Résumé
L’objectif du cours est de montrer l’utilité du concept de « bibliothèque invisible », de rendre visible et concret ce qui, dans ces bibliothèques invisibles, aurait tendance à vouloir échapper au regard, d’autant que s’interpose entre la bibliothèque invisible et nous une autre bibliothèque, bien matérielle, susceptible d’accaparer toute notre attention, la bibliothèque comme institution réelle, comme lieu situé dans l’espace et le temps. La bibliothèque visible est le masque de la bibliothèque invisible.

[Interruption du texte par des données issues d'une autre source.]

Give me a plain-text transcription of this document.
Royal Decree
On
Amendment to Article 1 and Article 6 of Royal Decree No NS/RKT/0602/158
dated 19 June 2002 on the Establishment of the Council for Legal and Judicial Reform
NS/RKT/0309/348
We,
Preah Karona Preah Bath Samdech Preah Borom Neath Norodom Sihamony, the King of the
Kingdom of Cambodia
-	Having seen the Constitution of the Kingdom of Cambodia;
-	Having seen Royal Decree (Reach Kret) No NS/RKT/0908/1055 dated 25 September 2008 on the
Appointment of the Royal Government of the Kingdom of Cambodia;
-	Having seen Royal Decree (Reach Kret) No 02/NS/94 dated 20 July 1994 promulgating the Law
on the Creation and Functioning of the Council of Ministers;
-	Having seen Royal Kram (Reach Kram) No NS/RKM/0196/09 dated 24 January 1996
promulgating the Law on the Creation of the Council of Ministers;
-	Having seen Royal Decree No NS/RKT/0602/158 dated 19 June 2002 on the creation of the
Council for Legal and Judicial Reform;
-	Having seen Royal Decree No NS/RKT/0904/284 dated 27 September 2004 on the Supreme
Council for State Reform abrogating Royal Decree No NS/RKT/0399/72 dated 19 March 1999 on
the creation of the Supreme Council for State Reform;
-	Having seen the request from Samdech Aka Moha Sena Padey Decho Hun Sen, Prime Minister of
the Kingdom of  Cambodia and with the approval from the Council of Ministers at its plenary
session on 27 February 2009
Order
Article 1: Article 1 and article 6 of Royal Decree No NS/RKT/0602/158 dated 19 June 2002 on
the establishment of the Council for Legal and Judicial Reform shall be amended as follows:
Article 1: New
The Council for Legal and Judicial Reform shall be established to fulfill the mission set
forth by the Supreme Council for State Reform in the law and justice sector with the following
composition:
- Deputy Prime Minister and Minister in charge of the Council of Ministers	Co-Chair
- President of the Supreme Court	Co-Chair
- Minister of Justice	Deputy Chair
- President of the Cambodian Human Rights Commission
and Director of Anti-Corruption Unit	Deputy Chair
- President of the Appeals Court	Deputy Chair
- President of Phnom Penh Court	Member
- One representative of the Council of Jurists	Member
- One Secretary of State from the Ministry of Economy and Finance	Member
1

Ce qui est nommé ici « bibliothèque invisible » ou « bibliothèque mentale » désigne un ensemble d’œuvres de nature langagière dont un individu ou un groupe peut avoir une conscience ou une représentation plus ou moins distincte. Autrement dit, il s’agit d’une représentation mentale de collections d’œuvres et de textes, existant au niveau individuel ou collectif, plus ou moins explicite ou consciente, et qui, quoique mentale et non matérielle, n’en exerce pas moins parfois des effets sur la réalité. Ce dernier point est important : si les bibliothèques invisibles restaient toujours invisibles, on pourrait à la limite s’en désintéresser et les tenir pour des objets négligeables. Or, c’est précisément parce que ces bibliothèques ont des effets dans le monde qu’elles doivent nous intéresser. L’un des effets principaux des bibliothèques mentales consiste dans la création et l’organisation de bibliothèques réelles. Toute bibliothèque matérielle reflète une bibliothèque invisible, celle de ses créateurs. Il n’y a pas de bibliothèque empirique qui ne soit précédée d’une représentation mentale de l’organisation des œuvres qui la composent. Autre différence entre la bibliothèque matérielle et la bibliothèque invisible : une bibliothèque invisible n’a pas besoin d’une bibliothèque matérielle pour exister ; mais la réciproque n’est pas vraie. Toute bibliothèque matérielle est basée sur une bibliothèque invisible.